La revolución no debe aturdirse con el pasado

            El socialismo soviético jamás fue un mundo perfecto, aunque pretendía superioridad sobre el capitalismo. Alguien debía creer en esa invención y si no se creía quedaba el consuelo feroz que podría serlo un día de aquellos. Los chekistas producían una mezcla de respeto y temor en sectores de la sociedad soviética; también odio, aunque este sentimiento fue minoritario y muy publicitado en novelas y filmes. El desbarajuste burocrático de los años ’70, en la URSS, ganaba en desencanto a la generación de posguerra, en las comparaciones de vitrina y neón entre los dos sistemas políticos el socialista perdía, pero respondía con ideología de esperanzas al oropel capitalista. La desazón social mordía como perro con hambre el entusiasmo por los triunfos militares (la Gran Guerra de la Patria contra el nazismo) y los triunfos científicos del socialismo (primeros satélite, animal, hombre y mujer colocados en el espacio extraterrestre).

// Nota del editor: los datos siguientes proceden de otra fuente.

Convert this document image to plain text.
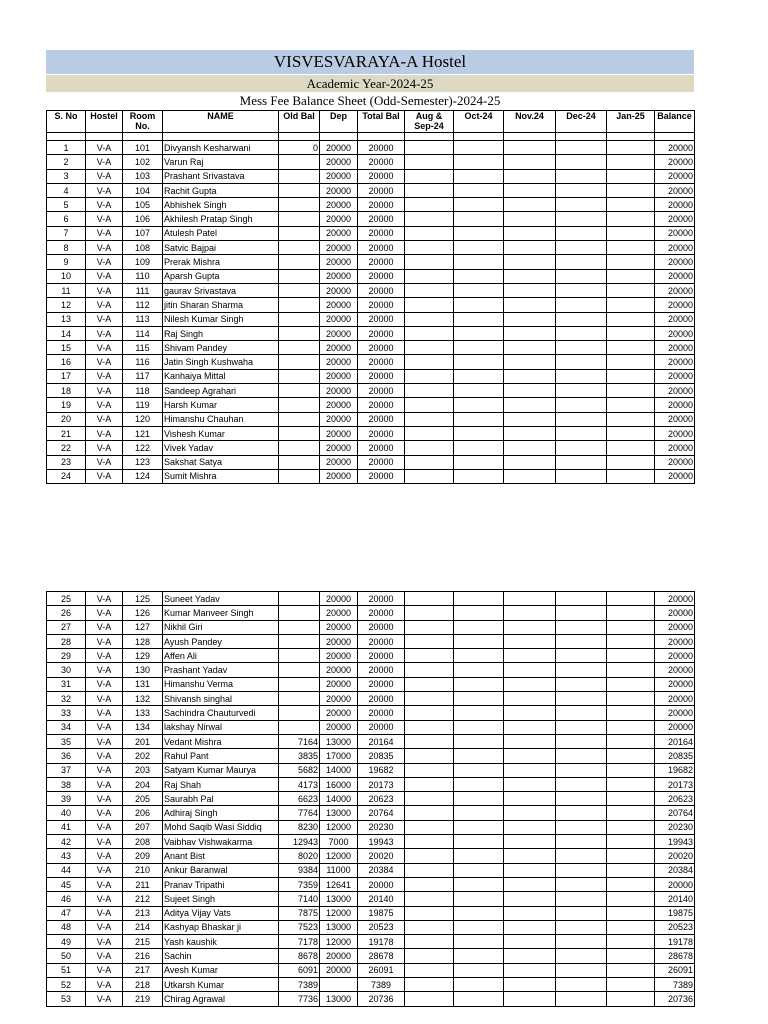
VISVESVARAYA-A Hostel
Academic Year-2024-25
Mess Fee Balance Sheet (Odd-Semester)-2024-25
S. No	Hostel	Room No.	NAME	Old Bal	Dep	Total Bal	Aug & Sep-24	Oct-24	Nov.24	Dec-24	Jan-25	Balance

1	V-A	101	Divyansh Kesharwani	0	20000	20000						20000
2	V-A	102	Varun Raj		20000	20000						20000
3	V-A	103	Prashant Srivastava		20000	20000						20000
4	V-A	104	Rachit Gupta		20000	20000						20000
5	V-A	105	Abhishek Singh		20000	20000						20000
6	V-A	106	Akhilesh Pratap Singh		20000	20000						20000
7	V-A	107	Atulesh Patel		20000	20000						20000
8	V-A	108	Satvic Bajpai		20000	20000						20000
9	V-A	109	Prerak Mishra		20000	20000						20000
10	V-A	110	Aparsh Gupta		20000	20000						20000
11	V-A	111	gaurav Srivastava		20000	20000						20000
12	V-A	112	jitin Sharan Sharma		20000	20000						20000
13	V-A	113	Nilesh Kumar Singh		20000	20000						20000
14	V-A	114	Raj Singh		20000	20000						20000
15	V-A	115	Shivam Pandey		20000	20000						20000
16	V-A	116	Jatin Singh Kushwaha		20000	20000						20000
17	V-A	117	Kanhaiya Mittal		20000	20000						20000
18	V-A	118	Sandeep Agrahari		20000	20000						20000
19	V-A	119	Harsh Kumar		20000	20000						20000
20	V-A	120	Himanshu Chauhan		20000	20000						20000
21	V-A	121	Vishesh Kumar		20000	20000						20000
22	V-A	122	Vivek Yadav		20000	20000						20000
23	V-A	123	Sakshat Satya		20000	20000						20000
24	V-A	124	Sumit Mishra		20000	20000						20000
25	V-A	125	Suneet Yadav		20000	20000						20000
26	V-A	126	Kumar Manveer Singh		20000	20000						20000
27	V-A	127	Nikhil Giri		20000	20000						20000
28	V-A	128	Ayush Pandey		20000	20000						20000
29	V-A	129	Affen Ali		20000	20000						20000
30	V-A	130	Prashant Yadav		20000	20000						20000
31	V-A	131	Himanshu Verma		20000	20000						20000
32	V-A	132	Shivansh singhal		20000	20000						20000
33	V-A	133	Sachindra Chauturvedi		20000	20000						20000
34	V-A	134	lakshay Nirwal		20000	20000						20000
35	V-A	201	Vedant Mishra	7164	13000	20164						20164
36	V-A	202	Rahul Pant	3835	17000	20835						20835
37	V-A	203	Satyam Kumar Maurya	5682	14000	19682						19682
38	V-A	204	Raj Shah	4173	16000	20173						20173
39	V-A	205	Saurabh Pal	6623	14000	20623						20623
40	V-A	206	Adhiraj Singh	7764	13000	20764						20764
41	V-A	207	Mohd Saqib Wasi Siddiq	8230	12000	20230						20230
42	V-A	208	Vaibhav Vishwakarma	12943	7000	19943						19943
43	V-A	209	Anant Bist	8020	12000	20020						20020
44	V-A	210	Ankur Baranwal	9384	11000	20384						20384
45	V-A	211	Pranav Tripathi	7359	12641	20000						20000
46	V-A	212	Sujeet Singh	7140	13000	20140						20140
47	V-A	213	Aditya Vijay Vats	7875	12000	19875						19875
48	V-A	214	Kashyap Bhaskar ji	7523	13000	20523						20523
49	V-A	215	Yash kaushik	7178	12000	19178						19178
50	V-A	216	Sachin	8678	20000	28678						28678
51	V-A	217	Avesh Kumar	6091	20000	26091						26091
52	V-A	218	Utkarsh Kumar	7389		7389						7389
53	V-A	219	Chirag Agrawal	7736	13000	20736						20736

            Las revoluciones envejecen, de vez en cuando, más rápidos que sus líderes. A veces también retornan las piedras lanzadas y de qué manera regresan: “La revolución social del siglo XIX no puede sacar su poesía del pasado, sino solamente del porvenir. No puede comenzar su propia tarea antes de despojarse de toda veneración supersticiosa por el pasado. Las anteriores revoluciones necesitaban remontarse a los recuerdos de la historia universal para aturdirse acerca de su propio contenido. La revolución del siglo XIX debe dejar que los muertos entierren a sus muertos, para cobrar conciencia de su propio contenido. Allí, la frase desbordaba el contenido; aquí, el contenido desborda la frase”[4]. El entramado fraseológico fue sobrepasado por la realidad de las conversaciones que comparaban bisuterías como calidad política sistémica, el desgaste emocional afectaba a la gran parte de la juventud, los símbolos socialistas ya eran la rutina visual de la ineficacia sistemática y el deseo cosas diferentes sustituía a la nostalgia heroica de libros, celebraciones, murales y monumentos. Menguado el lustre de esos resultados, de boca en boca se fortalecían habladurías sobre insólitos privilegios de la conducción política, corrupción desbordada y falsos logros económicos. Ocurrió la esclerosis cultural. En los militantes rondaba una contrariada idea romántica de otros tiempos, quizás mejores, de querer establecer cierta gestión severa del bolchevismo primario. Aquellos más decididos remataban con un remedio de gobernabilidad: “¡qué vengan los chekistas!”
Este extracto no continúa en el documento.